Steel Prices, Production Drop as Economy Wanes

WASHINGTON — Steelmakers are cutting production in response to the declining demand and decreasing prices in domestic and global markets impacted by deteriorating worldwide economic conditions.


Weekly domestic raw steel production declined by almost 4 percent from more than 1.94 million tons to 1.86 million tons during the first half of October, while the capability utilization rate decreased from more than 81 percent to about 78 percent, according to the American Iron and Steel Institute.


Prior to the economic downturn, experts projected a steel shortage with high prices and profits for 2008 through 2009. Large steelmakers reported record earnings in the second quarter of 2008 and third-quarter profits were also expected to be healthy.


However, in recent months, the price of hot rolled sheet steel decreased approximately $100 from a price-point high of $1,100 per ton. From July to August, U.S. steel mill shipments decreased more than 3.5 percent from nearly 9.2 million tons to about 8.9 million tons, according to the AISI.

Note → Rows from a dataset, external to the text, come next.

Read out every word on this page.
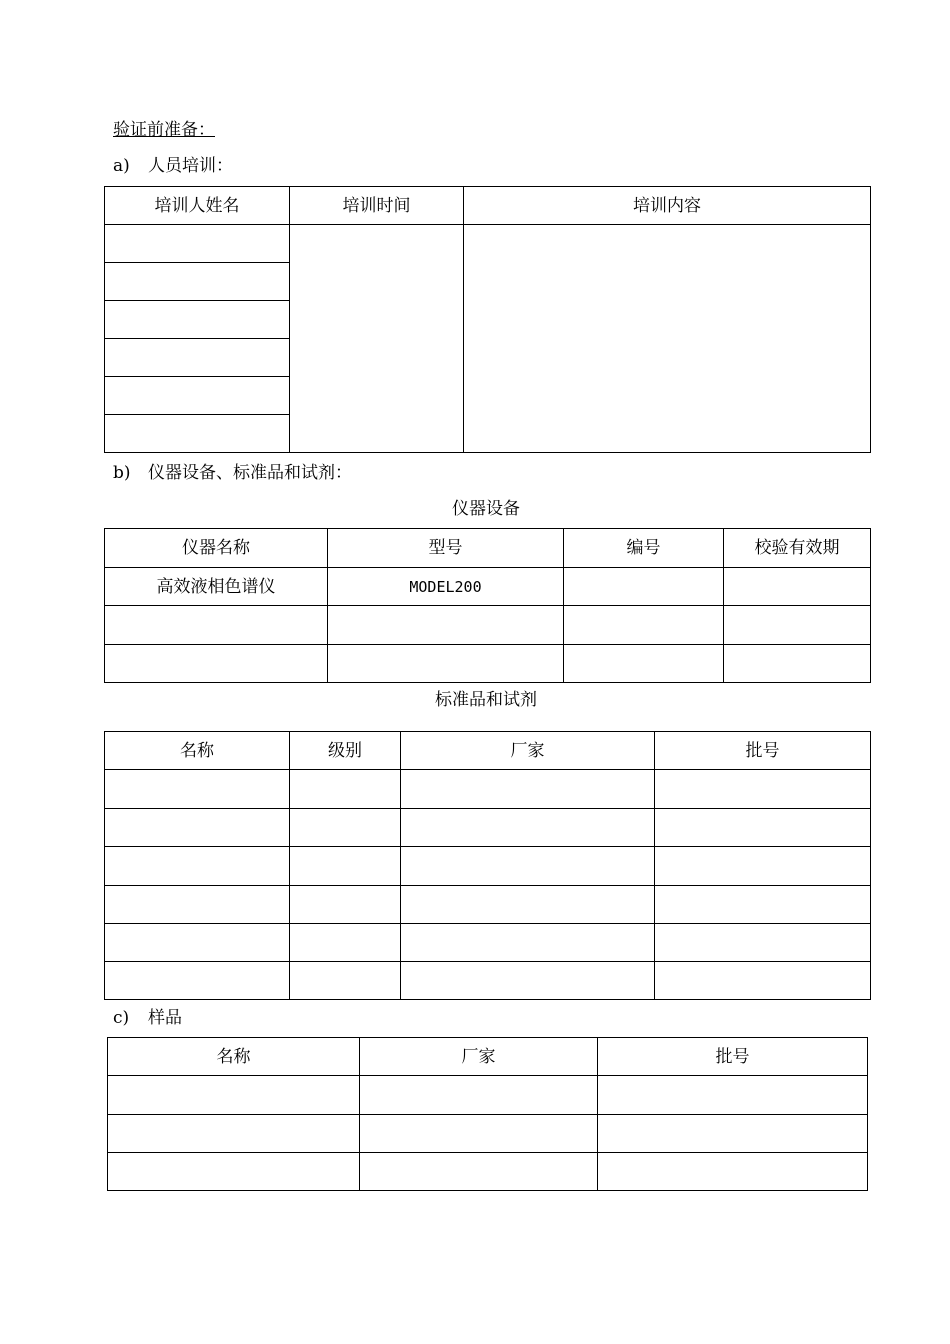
验证前准备：
a) 人员培训：
培训人姓名	培训时间	培训内容

b) 仪器设备、标准品和试剂：
仪器设备
仪器名称	型号	编号	校验有效期
高效液相色谱仪	MODEL200		

标准品和试剂
名称	级别	厂家	批号

c) 样品
名称	厂家	批号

With inventory levels remaining high and steel prices expected to continue to decline as supply outstrips demand, companies, including ArcelorMittal and U.S. Steel Corp., began adjusting to the changing market conditions by cutting production.


During the last week of September, steel output decreased to an 18-month low of 1.98 million tons. Many producers take mills and plants off-line for scheduled maintenance during de-pressed times the business cycle, experts say.